Let me explain how through an example.
Hundreds of thousands of students have just moved into dormitories at their colleges and universities around the country. One study found that a way to reduce the spread of the virus is by testing students every couple of days. Yet not only have very few colleges adopted that strategy, many did not require entering students to take even one test unless they were symptomatic—even though many young adults have had the virus without symptoms.

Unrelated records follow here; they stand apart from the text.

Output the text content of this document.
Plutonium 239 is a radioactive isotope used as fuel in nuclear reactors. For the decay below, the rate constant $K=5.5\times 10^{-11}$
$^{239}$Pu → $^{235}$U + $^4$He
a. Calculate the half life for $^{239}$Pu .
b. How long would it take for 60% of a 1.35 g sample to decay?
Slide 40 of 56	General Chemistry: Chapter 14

Some colleges instead established a new prerequisite that will protect the schools even though it won’t help students: before students can be on campus, the schools required students to sign agreements that cut off a student’s right to sue if the student gets Covid-19 because of the school’s own blunder.
Colleges are not unique in imposing this requirement. The president’s campaign famously did the same. No doubt many lawyers are advising their business clients to follow suit. Even my eye doctor insisted I sign a liability waiver.
But while Covid-19 liability waivers may be useful to the businesses they protect, they are terrible for society at large. It is one thing for a ski resort to extract an agreement that it won’t pay if a skier breaks a bone because the resort made a mistake. Broken bones are not contagious. It is quite another thing for a university to say that if it negligently gives a graduate student the virus—maybe by failing to test a college student who may have it— the college is not accountable even if the graduate student unknowingly spreads it to dozens of others.
Private contracts should have no place when it comes to public health.
Businesses Need to Be More Careful
Courts make negligent people pay for the harm they cause in part to discourage careless behavior. But when a business secures an effective liability waiver, it doesn’t have to worry about being sued, and so can be cavalier about protecting its customers from the virus—especially as, during a pandemic, it can be hard to identify where you caught the virus.
During a deadly pandemic, we want businesses to be more careful, not less. Yet businesses can secure their freedom from the obligation to take care simply by having consumers sign a paper that the consumer may never even read.
Consumers aren’t the only ones who would benefit by outlawing virus liability waivers. Businesses will also be better off with greater accountability. Greater responsibility means fewer people getting sick, an earlier end to the pandemic, and businesses opening up sooner.
It also means parents can feel more comfortable sending their children to college, knowing that colleges will do their very best to reduce errors that sicken students because schools will be held accountable if they fail to do so. It means that careful businesses aren’t penalized because they can’t match the prices of competitors who cut corners on safety.
Unfortunately, Senate Republicans want to relieve businesses of liability for their own carelessness, whether or not consumers agree. Some states have already passed laws protecting businesses from the consumers they may fatally sicken with the virus. Their argument is that otherwise courts will be flooded with cases brought by ill consumers. But so far, consumers have filed only a fraction of the cases arising out of the coronavirus.
Instead, the real flood of cases is one of businesses’ own making: about a quarter of the cases filed in state courts consist of debt cases brought by businesses against consumers.
No doubt the same people who want to free businesses of accountability for sickening people would oppose the outlawing of Covid-19 liability waivers as an infringement on liberty. But practically no one reads contracts—not even consumer law professors. And if consumers do read them, they probably can’t understand them. A study I co-authored found that few consumers grasped the meaning of a clause that took away their right to sue in court.
In short, the liberty involved is almost certainly only that of the companies, not the consumers.
Covid-19 cannot be blocked by a signature on a piece of paper. Congress should make sure that the same is true of responsibility for spreading it. Otherwise, we will have lots of legal documents but more people will die of the virus.